In the beginning Satyaman remembered his home and used to be sad. He didn’t know how to do the work. There was another household help before Satyaman and he did most of the work; later he, and the mother of the house, taught Satyaman how to perform the work. He began to do what work he was able to do. Two months after he came to that house they admitted him into Class Two at a school. Satyaman went to school from 10 to 3.30 and at other times he did what work he was able to in the house.

His Education

Satyaman had come to Kathmandu from his home to earn money but he was very happy to get a chance to study because he had a wish to study even as a child. From Class Two onwards, Satyaman did the work at home but continued his studies. Sometimes too much work made it difficult for him to study in-between, but the family members occasionally helped him with what he didn’t understand and advised him on how to labor hard in his studies, on methods to study properly, on suitable study times etc. All the family members told him to concentrate on his studies. As a result Satyaman has come from Class 2 to Class 9 today.

“Even though I worked in their house, every year they bought me a new uniform,” Satyaman says. “I have exercise books, textbooks, pen and everything, so no one at school knows that I work in another’s house. But sometimes some friends want to come home but since it is difficult I have to evade and make up something and at such times I feel a little embarrassed.”

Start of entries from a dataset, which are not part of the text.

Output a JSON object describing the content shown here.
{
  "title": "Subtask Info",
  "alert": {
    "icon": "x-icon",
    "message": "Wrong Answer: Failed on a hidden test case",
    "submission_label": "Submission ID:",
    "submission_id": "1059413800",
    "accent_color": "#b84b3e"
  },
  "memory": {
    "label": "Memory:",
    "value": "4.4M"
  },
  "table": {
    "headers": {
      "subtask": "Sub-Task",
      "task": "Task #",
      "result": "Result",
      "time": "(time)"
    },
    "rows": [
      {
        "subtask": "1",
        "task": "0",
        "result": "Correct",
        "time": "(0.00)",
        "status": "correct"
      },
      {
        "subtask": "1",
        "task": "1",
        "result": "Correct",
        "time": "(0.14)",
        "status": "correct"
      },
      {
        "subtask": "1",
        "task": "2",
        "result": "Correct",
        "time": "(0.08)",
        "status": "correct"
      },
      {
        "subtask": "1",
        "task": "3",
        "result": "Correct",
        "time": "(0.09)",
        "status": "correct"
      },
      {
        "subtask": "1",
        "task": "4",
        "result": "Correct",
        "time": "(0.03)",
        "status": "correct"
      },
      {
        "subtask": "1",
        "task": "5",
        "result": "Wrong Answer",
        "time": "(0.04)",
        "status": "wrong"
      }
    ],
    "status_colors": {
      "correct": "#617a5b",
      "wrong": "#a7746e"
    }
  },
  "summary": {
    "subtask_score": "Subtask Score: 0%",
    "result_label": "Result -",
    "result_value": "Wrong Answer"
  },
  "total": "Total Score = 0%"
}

Satyaman has lived in that house for seven years now. Sometimes he remembers the happy days when his father was alive, and feels dejected. If his father had been alive the situation that required him to work in another’s house would not have arisen. But sometimes he looks at his present fate and, feeling happy, says “I had come from the village to earn money, and if I had gone to the carpet factory like my elder brother what would be my fate, who would give me work and how would I have had to suffer? “My future would be dark. Today I got the opportunity to learn and see so many things. If I hadn’t read and known about nations far and wide and other things then how would I have been able to learn so much? I bless my good fate that I am living in a house where I will be educated”.

His Dreams

“In the future I wish to pass my S.L.C. from the house where I am living,” Satya says, “and to try my best to study up to Bachelor level. It will be enough if the master educates me that far. If the master of the house cannot and any organization or individual will come forward to educate me, then a citizen who can stand on his own feet and who is capable of serving the nation and society will be ready. I will never forget what each member of the family has done for me and if at any time they need me then I am prepared to help in any condition.”

Satyaman aims to be a social worker after he completes his studies. In his words: “In an underdeveloped nation like ours development takes place only in the cities, and in the villages the development has been about the size of a fly. More than 40% of the population is below the poverty line. Who is going to make the breakthroughs of communication available to them? What will the future be of a person who cannot read a single word? The ‘khate’ (street children) who move in the streets also have desires and wishes but in this age of ‘who is bigger than whom’ who will understand their feelings? That is why, to make sure that these children are not deprived of the warmth of education, I aim to open a social organization where the poor and talented children will be given training for various skills as well as encouraged to study.”

Satyaman is not unhappy to have to work in someone else’s house for his future because now he is taking steps forward towards success. If someone is there to help for his future, then he can become an understanding, talented, ideal person.